Quarter 2 GDP numbers were released today. Sharper slowdown at 4.5% in Q2. My take on the state of economy at this juncture.


Economic Slowdown Gets Deeper
CSO released second quarter GDP growth numbers today. GDP growth in real terms slipped to a decade low of 4.5%. GDP growth for the first half 2019-20 is now only 4.6%. Growth has slipped by 2.7% compared to the first half growth last year. India has rarely witnessed sub 5% quarterly growth ever since economic reforms were initiated in 1991 to make India a market economy. Leading indicators of October, including the core industries numbers released today, suggest that growth slowdown is likely to continue in the third Quarter as well. Several institutions expect India’s growth for 2019-20 to be below 5%. It looks most likely to be the case in the light of what is happening in the economy.
Technically India is not in a recession as defined in the context of advanced economies which grow at only 0-3% normally. For the emerging market leader economy of India, which has grown in excess of 7.5% per annum for 20 years, a full year growth of less than 5% of is more like a recession than a slowdown.
India has rightly declared its ambition to be a $5 trillion dollar economy by 2024-25 and a $10 trillion dollar economy by early 2030s. The goal of $5 trillion dollar economy by 2024-25 seems to have slipped by a year given this year’s tepid growth of less than 5%.
The number I pay most attention, in the growth context, is the proportion and growth of fixed capital formation in the economy. It represents investments. Investments drive not only growth but put incomes in the hands of factors of production in the year when the investment takes place. Capital formation also enhances capacity of the economy to produce goods and services for many years to come.

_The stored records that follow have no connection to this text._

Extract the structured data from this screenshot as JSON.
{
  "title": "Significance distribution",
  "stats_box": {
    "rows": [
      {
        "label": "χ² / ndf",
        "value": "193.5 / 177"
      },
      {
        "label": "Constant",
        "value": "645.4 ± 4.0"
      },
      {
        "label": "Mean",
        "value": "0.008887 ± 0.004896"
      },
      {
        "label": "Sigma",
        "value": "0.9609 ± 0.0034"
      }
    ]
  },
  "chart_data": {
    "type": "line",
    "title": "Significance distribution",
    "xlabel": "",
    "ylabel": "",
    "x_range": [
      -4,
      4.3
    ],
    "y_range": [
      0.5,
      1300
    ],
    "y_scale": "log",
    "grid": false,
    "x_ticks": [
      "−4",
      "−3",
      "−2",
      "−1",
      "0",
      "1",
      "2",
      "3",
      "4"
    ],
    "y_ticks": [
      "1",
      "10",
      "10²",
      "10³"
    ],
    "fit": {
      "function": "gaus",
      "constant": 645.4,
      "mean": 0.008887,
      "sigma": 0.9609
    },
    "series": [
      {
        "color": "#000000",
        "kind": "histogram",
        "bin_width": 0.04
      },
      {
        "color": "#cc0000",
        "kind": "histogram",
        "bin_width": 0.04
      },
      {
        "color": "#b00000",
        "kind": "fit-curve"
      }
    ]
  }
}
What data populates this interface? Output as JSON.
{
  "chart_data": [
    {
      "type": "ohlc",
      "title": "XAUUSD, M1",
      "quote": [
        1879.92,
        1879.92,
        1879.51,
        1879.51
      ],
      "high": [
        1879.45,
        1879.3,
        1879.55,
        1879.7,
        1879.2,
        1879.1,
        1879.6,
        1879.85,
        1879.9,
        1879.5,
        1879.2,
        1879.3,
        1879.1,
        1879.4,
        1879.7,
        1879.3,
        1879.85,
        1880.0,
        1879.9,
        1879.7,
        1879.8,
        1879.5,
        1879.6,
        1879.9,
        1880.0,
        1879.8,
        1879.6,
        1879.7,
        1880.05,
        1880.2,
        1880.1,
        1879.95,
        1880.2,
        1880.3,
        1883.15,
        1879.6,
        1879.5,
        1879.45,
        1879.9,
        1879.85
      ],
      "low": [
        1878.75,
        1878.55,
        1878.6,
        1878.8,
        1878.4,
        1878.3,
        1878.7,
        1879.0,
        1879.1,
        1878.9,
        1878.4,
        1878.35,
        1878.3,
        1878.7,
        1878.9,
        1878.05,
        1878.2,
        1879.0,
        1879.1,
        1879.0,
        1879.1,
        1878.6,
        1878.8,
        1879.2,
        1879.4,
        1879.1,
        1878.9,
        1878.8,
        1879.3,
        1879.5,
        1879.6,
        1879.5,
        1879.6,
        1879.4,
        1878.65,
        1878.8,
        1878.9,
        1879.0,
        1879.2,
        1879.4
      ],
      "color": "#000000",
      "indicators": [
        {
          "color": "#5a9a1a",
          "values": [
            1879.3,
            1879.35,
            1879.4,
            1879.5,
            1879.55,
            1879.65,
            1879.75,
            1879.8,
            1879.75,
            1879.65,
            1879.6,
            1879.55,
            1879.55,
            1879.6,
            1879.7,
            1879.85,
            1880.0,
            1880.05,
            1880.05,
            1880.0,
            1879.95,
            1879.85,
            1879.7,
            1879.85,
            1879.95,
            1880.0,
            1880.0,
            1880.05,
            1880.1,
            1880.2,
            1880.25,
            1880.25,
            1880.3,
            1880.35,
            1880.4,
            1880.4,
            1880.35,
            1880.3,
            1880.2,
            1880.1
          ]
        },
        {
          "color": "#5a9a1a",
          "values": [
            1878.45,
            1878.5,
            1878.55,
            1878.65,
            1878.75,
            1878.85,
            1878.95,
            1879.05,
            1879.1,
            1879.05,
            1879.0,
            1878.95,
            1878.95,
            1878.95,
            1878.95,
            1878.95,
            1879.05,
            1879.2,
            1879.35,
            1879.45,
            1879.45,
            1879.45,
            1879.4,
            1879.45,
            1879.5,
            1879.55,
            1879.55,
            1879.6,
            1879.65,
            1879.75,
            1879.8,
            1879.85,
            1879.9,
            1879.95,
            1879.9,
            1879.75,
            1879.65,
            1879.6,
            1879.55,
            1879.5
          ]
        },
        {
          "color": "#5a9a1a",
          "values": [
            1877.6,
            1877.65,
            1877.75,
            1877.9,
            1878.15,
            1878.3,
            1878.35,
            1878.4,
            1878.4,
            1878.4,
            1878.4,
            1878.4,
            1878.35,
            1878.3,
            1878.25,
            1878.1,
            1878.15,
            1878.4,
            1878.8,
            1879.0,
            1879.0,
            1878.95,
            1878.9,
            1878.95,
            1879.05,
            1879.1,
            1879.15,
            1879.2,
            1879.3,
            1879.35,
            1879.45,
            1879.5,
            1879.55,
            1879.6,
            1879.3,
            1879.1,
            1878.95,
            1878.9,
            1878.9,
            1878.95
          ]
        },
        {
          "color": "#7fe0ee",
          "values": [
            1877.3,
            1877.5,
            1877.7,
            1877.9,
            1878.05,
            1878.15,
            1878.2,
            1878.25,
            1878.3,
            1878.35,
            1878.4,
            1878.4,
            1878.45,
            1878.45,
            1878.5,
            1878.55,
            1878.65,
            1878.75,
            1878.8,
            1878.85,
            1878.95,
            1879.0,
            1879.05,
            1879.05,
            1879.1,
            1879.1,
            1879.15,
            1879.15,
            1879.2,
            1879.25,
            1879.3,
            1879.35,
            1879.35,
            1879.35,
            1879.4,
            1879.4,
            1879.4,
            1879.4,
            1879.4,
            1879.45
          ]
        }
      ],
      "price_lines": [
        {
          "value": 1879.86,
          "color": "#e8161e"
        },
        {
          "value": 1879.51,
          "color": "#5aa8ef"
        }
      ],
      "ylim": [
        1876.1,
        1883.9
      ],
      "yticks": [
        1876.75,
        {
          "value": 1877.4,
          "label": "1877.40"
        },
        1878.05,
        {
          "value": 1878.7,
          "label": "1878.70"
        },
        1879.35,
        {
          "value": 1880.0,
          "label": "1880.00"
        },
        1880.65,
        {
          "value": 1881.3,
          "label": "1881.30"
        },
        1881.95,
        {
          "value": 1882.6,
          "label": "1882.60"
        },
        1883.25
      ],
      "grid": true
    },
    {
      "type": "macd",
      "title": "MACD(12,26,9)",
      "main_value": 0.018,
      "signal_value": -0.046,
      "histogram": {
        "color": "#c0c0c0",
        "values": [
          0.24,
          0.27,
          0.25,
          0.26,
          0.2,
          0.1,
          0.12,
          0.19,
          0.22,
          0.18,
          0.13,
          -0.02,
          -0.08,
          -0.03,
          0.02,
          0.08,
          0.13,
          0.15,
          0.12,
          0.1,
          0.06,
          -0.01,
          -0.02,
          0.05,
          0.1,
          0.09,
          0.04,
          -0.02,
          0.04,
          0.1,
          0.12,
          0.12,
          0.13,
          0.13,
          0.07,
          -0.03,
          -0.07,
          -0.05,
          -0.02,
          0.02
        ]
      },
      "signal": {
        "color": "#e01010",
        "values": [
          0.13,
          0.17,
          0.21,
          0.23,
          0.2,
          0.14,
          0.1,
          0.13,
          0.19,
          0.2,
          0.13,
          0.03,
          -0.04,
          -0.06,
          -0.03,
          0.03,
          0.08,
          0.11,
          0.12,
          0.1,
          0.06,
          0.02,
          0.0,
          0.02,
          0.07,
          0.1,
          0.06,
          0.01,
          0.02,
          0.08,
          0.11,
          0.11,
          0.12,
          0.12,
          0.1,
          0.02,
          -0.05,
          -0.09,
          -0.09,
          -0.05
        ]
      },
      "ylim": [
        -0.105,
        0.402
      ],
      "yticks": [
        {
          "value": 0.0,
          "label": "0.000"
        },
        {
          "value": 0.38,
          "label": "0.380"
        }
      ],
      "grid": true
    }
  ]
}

Unfortunately, rates of gross fixed capital formation which was rising in last three years, while still being lower than the capital formation growth rates of earlier part of the twenty first century, (9.3% and 10% in last two years of 2017-19) slipped quite precipitously at .9%. This is the most tell-tell sign of fundamental causes of deepening slowdown.
Sector wise investment slowdown data is not made available as part of GDP Press Release. It is, however, quite evident that Real Estate (GVA in the construction sector at current prices has grown in Q2 at only 4.2% and for the financial services, real estate and professional services at only 6.1%). There appears to be a widespread stalling of investments in housing, especially the residential segment, roads and telecommunications where investment growth is simply collapsing. There is also tapering off and slowing down of investment in power and railways. I don’t see turn-around of investment cycle in residential real estate space unless there is a shake-up in the existing firms which have become over leveraged and insolvent as their cost of projects far exceed their expected revenues from sale of properties. Additionally, the fundamental business model of residential housing would need to be changed to be modelled on the lines of commercial real estate. In the power sector (October growth at negative 13%!), financial viability at the distribution and supply end will have to be structured, otherwise this is likely to drag generation and transmission into sickness very soon. The private sector thermal generation is gasping for life even now and renewables power generation has also now gone into slowdown.
Much has been made out of consumption slowdown. Consumption growth at 5.1% is still not good evidence of consumption story getting restarted or credit offtake taking place. There is continued distress in rural economy thanks to lower incomes of farm produce and lower wages on account of slowdown in construction. This has pulled down demand for durables materially and has also affected current consumption demand. So long as there would be overhang of excessive production of farm produce vis-à-vis domestic consumption demand and export, there would be pricing pressures lowering farm income despite higher announced minimum support prices (MSP). Rural distress rooted in farm prices might get relieved, ironically, if there is degrowth in farm production. Rural labour income will see leg up only when construction sector revives.
Global industrial production is rapidly acquiring the characteristic of agriculture goods production. With population stabilizing, a greater part of the population acquiring middle income status and over production capacity in many industrial goods, there is lesser profitability and wages growth in industrial goods production globally. Impact of this is not fully reflected in India, but there would be underlying tendency for Indian industry to be affected by these trends.
There is big underlying momentum in Indian economy. Population is still growing at a fast clip with youth population rising at a very high rate providing both labour supply and consumption demand growth. There is enormous infrastructure deficit to be made up which would require trillions of dollars of investments over next 10-15 years. Digital transformation of the economy is still to get initiated and mainstreamed. If we get our act right, we will be a $10 trillion economy by early 2030s.
The path to $5/10 trillion economy is to get the investment engine revved up, which will revive incomes of factors of production and which in turn will also help revive credit demand.